I've been smoking weed since I was a teenager. It's escalated over the years to heavy daily use, multiple times a day to suppress memory. I also vape. I drink occasionally but it's not a major thing. I had a few cars from age 17 to about 24, a few VW Golfs among other things, but I no longer have any interest in driving. I have significant memory loss from my life because I don't like to think back or reminisce. I try to forget as much of life as possible.

I gym for an hour or two almost every day and I'm usually beating my athletic average. I don't eat too badly either. The gym is a mix of health, wanting to look good, discipline, and proving something to myself. All of the above. The coping mechanisms are a mix of self-destructive and genuinely healthy. They just coexist.

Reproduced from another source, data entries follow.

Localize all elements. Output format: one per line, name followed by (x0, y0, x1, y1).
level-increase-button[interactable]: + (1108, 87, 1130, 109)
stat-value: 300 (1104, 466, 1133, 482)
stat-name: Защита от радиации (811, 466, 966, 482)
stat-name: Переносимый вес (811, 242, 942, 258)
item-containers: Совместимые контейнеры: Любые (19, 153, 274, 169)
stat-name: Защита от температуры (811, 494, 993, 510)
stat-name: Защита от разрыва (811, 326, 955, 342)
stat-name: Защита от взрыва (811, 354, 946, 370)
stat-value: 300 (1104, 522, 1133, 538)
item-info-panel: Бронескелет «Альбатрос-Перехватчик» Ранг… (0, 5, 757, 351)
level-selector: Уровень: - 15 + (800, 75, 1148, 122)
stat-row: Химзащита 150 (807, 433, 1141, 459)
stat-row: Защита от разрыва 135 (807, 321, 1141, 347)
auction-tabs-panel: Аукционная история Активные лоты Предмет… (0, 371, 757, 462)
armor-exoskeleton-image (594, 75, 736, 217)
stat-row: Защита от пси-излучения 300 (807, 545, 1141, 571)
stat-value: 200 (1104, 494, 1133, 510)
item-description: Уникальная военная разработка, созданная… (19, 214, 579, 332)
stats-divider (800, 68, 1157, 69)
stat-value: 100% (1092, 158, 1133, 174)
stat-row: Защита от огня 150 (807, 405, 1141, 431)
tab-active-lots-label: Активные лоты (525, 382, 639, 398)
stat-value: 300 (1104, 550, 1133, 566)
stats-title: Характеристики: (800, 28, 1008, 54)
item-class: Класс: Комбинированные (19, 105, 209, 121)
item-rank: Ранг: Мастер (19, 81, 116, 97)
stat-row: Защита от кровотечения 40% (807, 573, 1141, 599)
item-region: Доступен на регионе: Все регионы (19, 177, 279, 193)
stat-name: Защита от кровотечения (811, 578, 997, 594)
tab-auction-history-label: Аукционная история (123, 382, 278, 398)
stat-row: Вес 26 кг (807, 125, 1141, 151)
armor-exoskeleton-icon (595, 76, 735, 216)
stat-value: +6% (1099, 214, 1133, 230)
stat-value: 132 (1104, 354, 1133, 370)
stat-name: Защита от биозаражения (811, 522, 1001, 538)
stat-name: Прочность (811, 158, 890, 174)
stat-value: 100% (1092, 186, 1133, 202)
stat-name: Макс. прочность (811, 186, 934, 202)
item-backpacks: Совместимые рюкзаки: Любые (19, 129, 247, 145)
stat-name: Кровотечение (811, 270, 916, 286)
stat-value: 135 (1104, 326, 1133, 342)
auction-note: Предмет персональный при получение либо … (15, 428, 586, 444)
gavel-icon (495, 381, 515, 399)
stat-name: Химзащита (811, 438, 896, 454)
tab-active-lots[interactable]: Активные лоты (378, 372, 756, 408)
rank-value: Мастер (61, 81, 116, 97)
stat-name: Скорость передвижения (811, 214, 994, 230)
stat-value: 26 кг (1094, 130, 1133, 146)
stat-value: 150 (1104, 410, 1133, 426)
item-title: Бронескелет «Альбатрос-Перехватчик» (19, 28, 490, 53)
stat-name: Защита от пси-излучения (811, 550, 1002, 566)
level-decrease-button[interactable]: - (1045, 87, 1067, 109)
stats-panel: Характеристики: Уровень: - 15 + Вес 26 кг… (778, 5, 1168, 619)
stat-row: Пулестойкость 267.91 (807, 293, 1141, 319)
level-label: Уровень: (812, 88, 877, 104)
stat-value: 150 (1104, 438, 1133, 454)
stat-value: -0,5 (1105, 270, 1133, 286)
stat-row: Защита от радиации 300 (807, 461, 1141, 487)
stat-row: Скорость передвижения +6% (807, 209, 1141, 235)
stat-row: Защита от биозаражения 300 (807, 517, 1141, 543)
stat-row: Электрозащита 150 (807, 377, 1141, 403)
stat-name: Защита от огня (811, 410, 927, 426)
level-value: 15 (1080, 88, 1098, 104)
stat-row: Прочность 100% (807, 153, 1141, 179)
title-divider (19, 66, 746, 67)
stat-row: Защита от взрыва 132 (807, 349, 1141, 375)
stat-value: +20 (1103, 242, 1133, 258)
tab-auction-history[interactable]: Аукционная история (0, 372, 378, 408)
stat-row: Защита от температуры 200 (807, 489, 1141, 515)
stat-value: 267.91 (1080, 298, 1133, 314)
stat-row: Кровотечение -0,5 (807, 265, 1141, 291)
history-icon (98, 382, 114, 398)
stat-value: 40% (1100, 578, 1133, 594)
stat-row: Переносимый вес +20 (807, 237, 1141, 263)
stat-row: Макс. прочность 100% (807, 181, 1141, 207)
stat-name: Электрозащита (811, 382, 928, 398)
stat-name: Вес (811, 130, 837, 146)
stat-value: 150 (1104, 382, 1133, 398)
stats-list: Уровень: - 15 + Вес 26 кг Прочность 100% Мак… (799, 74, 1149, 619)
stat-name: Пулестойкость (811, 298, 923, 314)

I don't really hate myself or anybody specifically. It's more existential. I'm frustrated that we're all forced into existence, the system is broken and inefficient, and people are generally too stupid or mean for their own good. The anger goes both directions, inward as self-harm, outward as snapping at people, but the root of it is frustration with life itself, not with any one person.

Identity & Worldview

If someone asks me who I am, I honestly have no idea. I think everyone is just a need machine. A stomach and a brain. Most people don't use their brains though, and I don't even bother mentioning a heart.

My earliest good memories are playing N64 (Diddy Kong Racing, Excitebike), playing at my cousins' house in Kamloops on their Super Nintendo, and playing on our PC when I was very young, before age 10. Screens were the first place I felt safe.

Current Life

I'm 26 and living with my parents in Langley, BC. I'm not working. I'm waiting on PWD. If the system can fail to diagnose me for two decades, I can wait until they give me $500/month for being autistic. I'm waiting until Wednesday for my welfare. I will never work again unless it's after university (age 30+) in a job that pays $100K+. Otherwise no job is remotely worth it.

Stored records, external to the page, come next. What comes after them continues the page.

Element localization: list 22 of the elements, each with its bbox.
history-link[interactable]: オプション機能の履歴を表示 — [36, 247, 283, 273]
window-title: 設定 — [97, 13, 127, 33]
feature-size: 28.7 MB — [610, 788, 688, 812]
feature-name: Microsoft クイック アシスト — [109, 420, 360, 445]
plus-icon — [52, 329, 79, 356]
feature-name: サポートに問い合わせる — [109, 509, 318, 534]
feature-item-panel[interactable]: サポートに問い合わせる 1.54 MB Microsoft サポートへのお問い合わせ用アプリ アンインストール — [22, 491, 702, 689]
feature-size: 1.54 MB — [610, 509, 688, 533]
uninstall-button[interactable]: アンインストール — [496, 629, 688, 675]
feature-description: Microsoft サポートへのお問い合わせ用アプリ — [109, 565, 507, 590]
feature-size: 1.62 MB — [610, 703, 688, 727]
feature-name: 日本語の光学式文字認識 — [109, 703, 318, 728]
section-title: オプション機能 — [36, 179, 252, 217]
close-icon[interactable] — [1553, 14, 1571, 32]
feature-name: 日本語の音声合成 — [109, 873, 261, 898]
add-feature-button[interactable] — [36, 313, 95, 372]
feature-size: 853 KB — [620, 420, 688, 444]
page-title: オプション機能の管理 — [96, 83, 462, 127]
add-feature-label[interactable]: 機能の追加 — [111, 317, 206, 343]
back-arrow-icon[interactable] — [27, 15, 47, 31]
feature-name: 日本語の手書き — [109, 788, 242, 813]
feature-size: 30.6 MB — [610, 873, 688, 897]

I feel no connection to human beings. I could do people's bidding all day and it wouldn't make me feel any better about myself. A typical day is sleeping as much as possible, smoking weed, vaping, gymming, and coding.

I'm hoping to move to Vancouver Island by the end of 2026 to start school. I spend most of my time coding and gaming. Coding is genuine satisfaction, building something real. Gaming is more escape. Both are flow states that keep me out of my head.

Work History

I've had more jobs than I can count. Mix of getting fired, quitting, and burning out. Nothing lasted longer than about 3 years. The pattern is the same every time: start strong, can't sustain it. I've done Apple licensed tech support at Macinhome and Simply Computing, worked at a few restaurants, among other things.

Career & Projects

I want to work in fintech or AI. Wealthsimple and Anthropic are what I'm aiming for. I'm studying calculus and biology and I tend to have a pretty strong memory for things I actually care about.

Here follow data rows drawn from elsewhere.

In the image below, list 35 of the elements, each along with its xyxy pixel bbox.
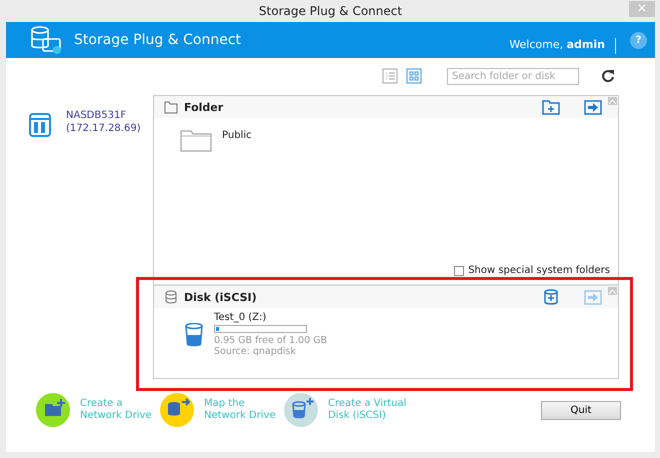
map-action-link[interactable]: Map the Network Drive — [204, 398, 276, 422]
disk-capacity: 0.95 GB free of 1.00 GB — [214, 335, 328, 346]
folder-icon — [180, 128, 212, 152]
import-folder-icon[interactable] — [584, 99, 602, 115]
checkbox-label: Show special system folders — [468, 265, 610, 276]
close-button[interactable]: × — [629, 1, 655, 17]
refresh-icon[interactable] — [601, 69, 615, 83]
list-view-button[interactable] — [381, 67, 399, 85]
device-address: (172.17.28.69) — [66, 122, 141, 135]
window-title: Storage Plug & Connect — [258, 4, 402, 18]
disk-icon — [184, 322, 204, 346]
checkbox[interactable] — [454, 266, 464, 276]
help-button[interactable]: ? — [630, 32, 647, 48]
welcome-text: Welcome, admin — [509, 38, 605, 50]
section-title: Disk (iSCSI) — [184, 290, 257, 304]
database-icon — [164, 290, 178, 304]
app-title: Storage Plug & Connect — [74, 32, 242, 48]
new-folder-icon[interactable] — [542, 99, 560, 115]
database-folder-icon — [30, 25, 64, 55]
disk-name[interactable]: Test_0 (Z:) — [214, 312, 328, 324]
virtual-action-icon[interactable] — [284, 393, 318, 427]
disk-source: Source: qnapdisk — [214, 346, 297, 357]
map-action-icon[interactable] — [160, 393, 194, 427]
virtual-action-link[interactable]: Create a Virtual Disk (iSCSI) — [328, 398, 406, 422]
nas-device-icon — [28, 111, 52, 137]
add-disk-icon[interactable] — [542, 289, 560, 305]
create-action-link[interactable]: Create a Network Drive — [80, 398, 152, 422]
grid-view-button[interactable] — [405, 67, 423, 85]
folder-name[interactable]: Public — [222, 130, 252, 141]
search-field[interactable]: Search folder or disk — [447, 68, 579, 84]
create-action-icon[interactable] — [36, 393, 70, 427]
device-name[interactable]: NASDB531F — [66, 109, 141, 122]
section-title: Folder — [184, 100, 224, 114]
quit-button[interactable]: Quit — [541, 400, 621, 420]
folder-icon — [164, 100, 178, 114]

I've built lots of projects I'm proud of. Around age 16, I co-founded Maybulb (maybulb.com) with some internet friends and built Nimble, a Wolfram Alpha menubar app for macOS. We almost sold it for $10K. The website is still up. Around the same time my parents brought me to CodeDay in Seattle a few times, a student hackathon where you build something in 24 hours. Those were good experiences. Met a few friends there that I'm semi still in touch with. The ideas and the building aren't the problem. It's getting the motivation to start in the first place, and then figuring out what's next afterwards. And what to even build, and why I'm supposed to be building shit when I should just be able to exist and relax.

What I Want from Therapy

Work through what happened growing up. Get the intrusive memories and nightmares to ease up. Understand how all of it affects my relationships. And figure out how to build a more stable life.